Concerned that the Torrance test might not translate to real-life situations, Davis and colleagues collected examples of adolescent writing and visual art produced over a 20-year span, beginning in 1990. In the interim, the Internet became widespread and the focus of the U.S. educational system shifted. The researchers wondered how those trends might influence the creative output of young people.
To begin, the team collected more than 350 pieces of art published in a magazine called Teen Ink, which has showcased teen art, photography and writing since 1989. Half of the pieces ran in the early '90s. The other half ran more recently. Two trained visual artists rated each piece of art using a series of codes that assessed composition, background, stylistic approach and other details.
Compared to artwork produced two decades ago, the researchers reported, recent teen works were more likely to fill the whole canvas and include more stylized cropping. Figures tended to be placed off-center, and works more often incorporated collage, found objects and digital manipulation. All of those details suggested a rise in creativity, Davis said, likely as a result of exposure through the Internet to a more diverse array of art that could inspire students. Today, there are also many more options for using computers to produce art.

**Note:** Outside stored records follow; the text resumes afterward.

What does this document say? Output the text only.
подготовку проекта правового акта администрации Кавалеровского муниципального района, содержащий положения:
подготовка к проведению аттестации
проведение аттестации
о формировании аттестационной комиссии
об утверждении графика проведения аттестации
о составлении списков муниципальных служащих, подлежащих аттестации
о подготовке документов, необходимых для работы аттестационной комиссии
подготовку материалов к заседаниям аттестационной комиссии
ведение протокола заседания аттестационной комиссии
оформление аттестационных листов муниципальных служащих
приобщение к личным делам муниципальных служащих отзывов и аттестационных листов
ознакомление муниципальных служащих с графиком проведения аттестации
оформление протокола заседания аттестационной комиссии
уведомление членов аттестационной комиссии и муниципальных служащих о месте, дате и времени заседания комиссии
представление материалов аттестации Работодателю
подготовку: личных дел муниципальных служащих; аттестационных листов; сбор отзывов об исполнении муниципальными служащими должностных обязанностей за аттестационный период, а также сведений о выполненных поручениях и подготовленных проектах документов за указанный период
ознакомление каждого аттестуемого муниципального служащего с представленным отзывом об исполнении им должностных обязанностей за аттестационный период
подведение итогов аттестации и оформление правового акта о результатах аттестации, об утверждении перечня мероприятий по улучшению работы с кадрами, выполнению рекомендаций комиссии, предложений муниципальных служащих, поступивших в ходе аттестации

Creative writing showed the opposite trend. When the researchers coded and compared 25 recent stories with 25 older ones that were published in an annual literary magazine by a creative arts school in New Orleans, they found that the older stories were more experimental.
One story from the early '90s, for example, included a character who visited a psychologist, and the psychiatrist was a crab. At the end of the story, the protagonist grabbed the crab with a pair of tongs and threw it in his suitcase, saying, "Tonight I dine on boiled crab!"
More recent stories tended to be grounded in reality with scenes of uneventful Thanksgiving dinners and accidental shootings. Recent stories were also more likely to progress chronologically instead of jumping around in time.
Teachers are not to blame for the pressure to prioritize standards over creative thinking, Plucker said. Instead, it's a system-wide issue that will need to shift towards giving students freedom to explore ideas before we'll see a rebound in creativity.
Whether creativity is genetically determined or learned, he added, evidence suggests that just about all of us are underusing our imagination skills.
"Take any state accountability system, take No Child Left Behind, and show me any creativity or problem-solving indicators," Plucker said. 'They're not there. That tells you all you need to know."